Working in southern Tanzania, the Udzungwa Elephant Project (UEP) is using QGIS for its training in wildlife research and conservation. In February 2012, it held a two-day workshop for the Ecology and Protection (anti-poaching) staff of the Udzungwa Mountains National Park, along with members of the Udzungwa Ecological Monitoring Centre.

About the Training

Trainees used their own laptops and were provided with the installer for QGIS 1.7.3 along with key data layers covering the National Park: protected area boundaries, scanned topographic maps, a DEM, roads, ranger posts, and habitat types.

QGIS Udzungwa

QGIS Udzungwa

By the end of the two days, everyone was able to add GPS download data, create and edit new layers, save map projects, design print composers, and save graphics files for inclusion in reports and presentations — this last feature is specially useful in using GIS to help in normal workflows. Even during the course, National Park staff were using the GIS to view the GPS locations of new-reported elephant carcass locations — the result of poaching — and to start planning responses.

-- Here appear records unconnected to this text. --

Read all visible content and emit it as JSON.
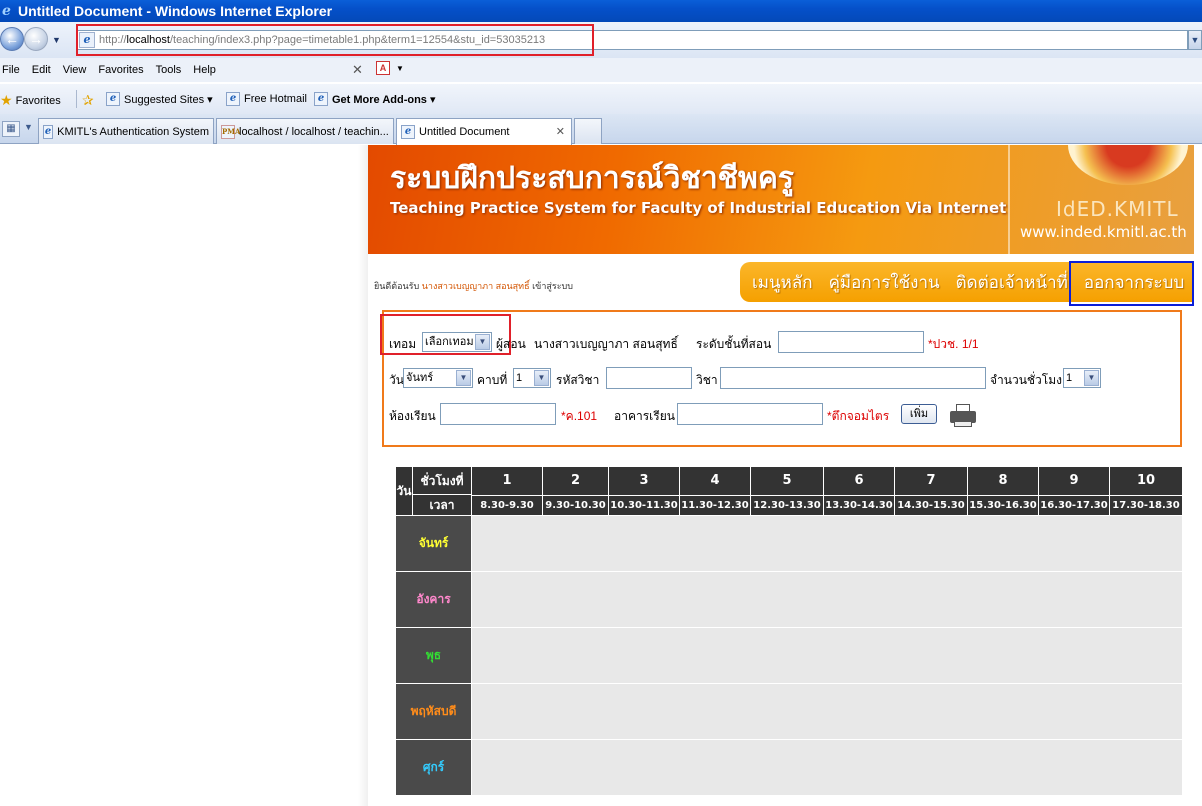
{
  "window": {
    "title": "Untitled Document - Windows Internet Explorer"
  },
  "address": {
    "prefix": "http://",
    "host": "localhost",
    "path": "/teaching/index3.php?page=timetable1.php&term1=12554&stu_id=53035213"
  },
  "menu": [
    "File",
    "Edit",
    "View",
    "Favorites",
    "Tools",
    "Help"
  ],
  "favorites": {
    "label": "Favorites",
    "items": [
      "Suggested Sites ▾",
      "Free Hotmail",
      "Get More Add-ons ▾"
    ]
  },
  "tabs": [
    {
      "label": "KMITL's Authentication System"
    },
    {
      "label": "localhost / localhost / teachin..."
    },
    {
      "label": "Untitled Document"
    }
  ],
  "banner": {
    "title_th": "ระบบฝึกประสบการณ์วิชาชีพครู",
    "title_en": "Teaching Practice System for Faculty of Industrial Education Via Internet",
    "brand": "IdED.KMITL",
    "website": "www.inded.kmitl.ac.th"
  },
  "welcome": {
    "prefix": "ยินดีต้อนรับ",
    "name": "นางสาวเบญญาภา สอนสุทธิ์",
    "suffix": "เข้าสู่ระบบ"
  },
  "nav": {
    "home": "เมนูหลัก",
    "manual": "คู่มือการใช้งาน",
    "contact": "ติดต่อเจ้าหน้าที่",
    "logout": "ออกจากระบบ"
  },
  "form": {
    "term_label": "เทอม",
    "term_value": "เลือกเทอม",
    "teacher_label": "ผู้สอน",
    "teacher_name": "นางสาวเบญญาภา สอนสุทธิ์",
    "level_label": "ระดับชั้นที่สอน",
    "level_hint": "*ปวช. 1/1",
    "day_label": "วัน",
    "day_value": "จันทร์",
    "period_label": "คาบที่",
    "period_value": "1",
    "code_label": "รหัสวิชา",
    "subject_label": "วิชา",
    "hours_label": "จำนวนชั่วโมง",
    "hours_value": "1",
    "room_label": "ห้องเรียน",
    "room_hint": "*ค.101",
    "building_label": "อาคารเรียน",
    "building_hint": "*ตึกจอมไตร",
    "add_button": "เพิ่ม"
  },
  "timetable": {
    "day_header": "วัน",
    "period_header": "ชั่วโมงที่",
    "time_header": "เวลา",
    "periods": [
      "1",
      "2",
      "3",
      "4",
      "5",
      "6",
      "7",
      "8",
      "9",
      "10"
    ],
    "times": [
      "8.30-9.30",
      "9.30-10.30",
      "10.30-11.30",
      "11.30-12.30",
      "12.30-13.30",
      "13.30-14.30",
      "14.30-15.30",
      "15.30-16.30",
      "16.30-17.30",
      "17.30-18.30"
    ],
    "days": [
      {
        "name": "จันทร์",
        "color": "#ffff33"
      },
      {
        "name": "อังคาร",
        "color": "#ff88cc"
      },
      {
        "name": "พุธ",
        "color": "#33dd33"
      },
      {
        "name": "พฤหัสบดี",
        "color": "#ff8c1a"
      },
      {
        "name": "ศุกร์",
        "color": "#33ccff"
      }
    ]
  },
  "colors": {
    "accent_orange": "#f5a000",
    "outline_red": "#e0202a",
    "outline_blue": "#0a1ed8"
  }
}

QGIS offered us several attractions: not only is it completely free, but its open source nature makes it responsive to particular development needs; it runs well on older computers and has a relatively small installer; and in general we have found it user-friendly for newcomers to GIS.

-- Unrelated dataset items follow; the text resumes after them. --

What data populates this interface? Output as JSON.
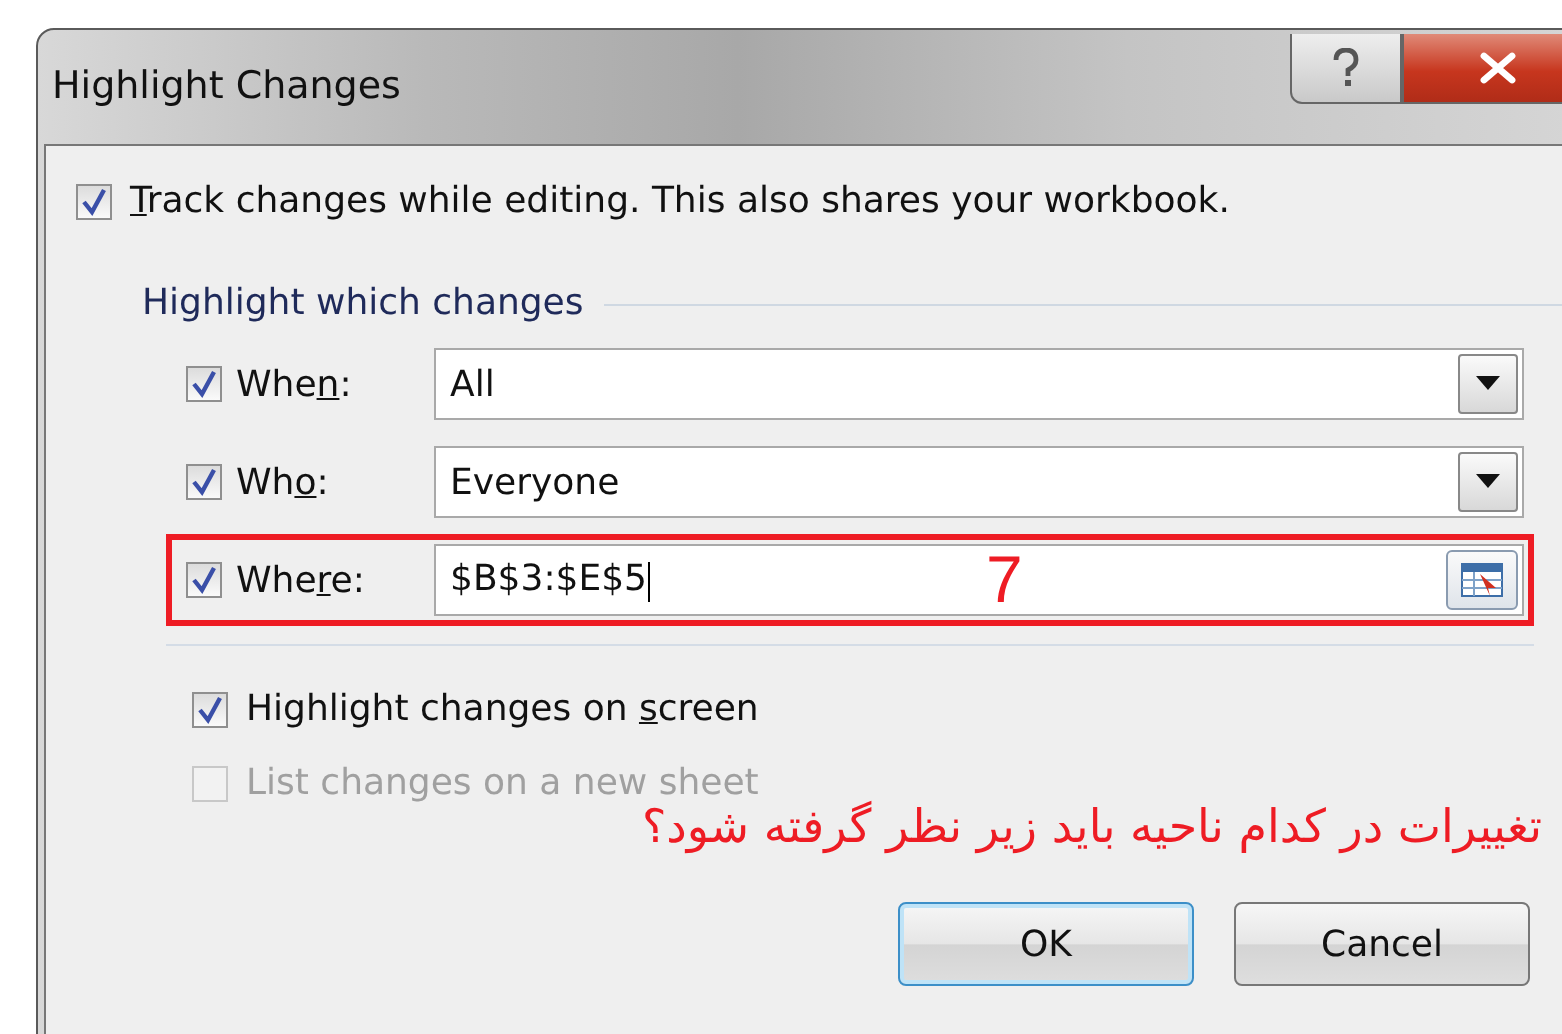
{
  "window": {
    "title": "Highlight Changes"
  },
  "track_changes": {
    "checked": true,
    "label": [
      {
        "t": "T",
        "u": true
      },
      {
        "t": "rack changes while editing. This also shares your workbook."
      }
    ]
  },
  "group_label": "Highlight which changes",
  "filters": [
    {
      "kind": "dropdown",
      "checked": true,
      "label": [
        {
          "t": "Whe"
        },
        {
          "t": "n",
          "u": true
        },
        {
          "t": ":"
        }
      ],
      "value": "All",
      "focused": false,
      "highlighted": false
    },
    {
      "kind": "dropdown",
      "checked": true,
      "label": [
        {
          "t": "Wh"
        },
        {
          "t": "o",
          "u": true
        },
        {
          "t": ":"
        }
      ],
      "value": "Everyone",
      "focused": false,
      "highlighted": false
    },
    {
      "kind": "range",
      "checked": true,
      "label": [
        {
          "t": "Whe"
        },
        {
          "t": "r",
          "u": true
        },
        {
          "t": "e:"
        }
      ],
      "value": "$B$3:$E$5",
      "focused": true,
      "highlighted": true,
      "annotation": "7"
    }
  ],
  "options": [
    {
      "checked": true,
      "disabled": false,
      "label": [
        {
          "t": "Highlight changes on "
        },
        {
          "t": "s",
          "u": true
        },
        {
          "t": "creen"
        }
      ]
    },
    {
      "checked": false,
      "disabled": true,
      "label": [
        {
          "t": "List changes on a new sheet"
        }
      ]
    }
  ],
  "note": "تغییرات در کدام ناحیه باید زیر نظر گرفته شود؟",
  "buttons": [
    {
      "label": "OK",
      "default": true
    },
    {
      "label": "Cancel",
      "default": false
    }
  ]
}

The Udzungwa Elephant Project is based next to Tanzania’s Udzungwa Mountains National Park, a range of evergreen forested mountains reaching over 2,500 metres. It studies the ecology of elephants in and around the mountains, with the aim of understanding how elephants move between different Tanzanian parks and reserves, and how such corridors might be maintained while reducing crop damage caused by elephants. More widely, elephants are a “flagship species” for the conservation of the incredible wildlife and landscapes of southern Tanzania.

QGIS Udzungwa

QGIS Udzungwa 2

Special thanks to the US Fish and Wildlife Service African Elephant Fund for supporting this training.

Author

Nick McWilliam

Nick McWilliam

This article was contributed in March 2012 by Nick McWilliam. UK-based, he has been visiting Tanzania since 1996 to work with GIS in National parks and Game Reserves, with an emphasis on training, low-cost systems, and using GIS to help in applied research, management and conservation. He also volunteers with the NGO MapAction, providing GIS support to humanitarian organisations in emergencies, and previously worked with the British Antarctic Survey, United Nations, Royal Geographical Society, and as a GIS Lecturer.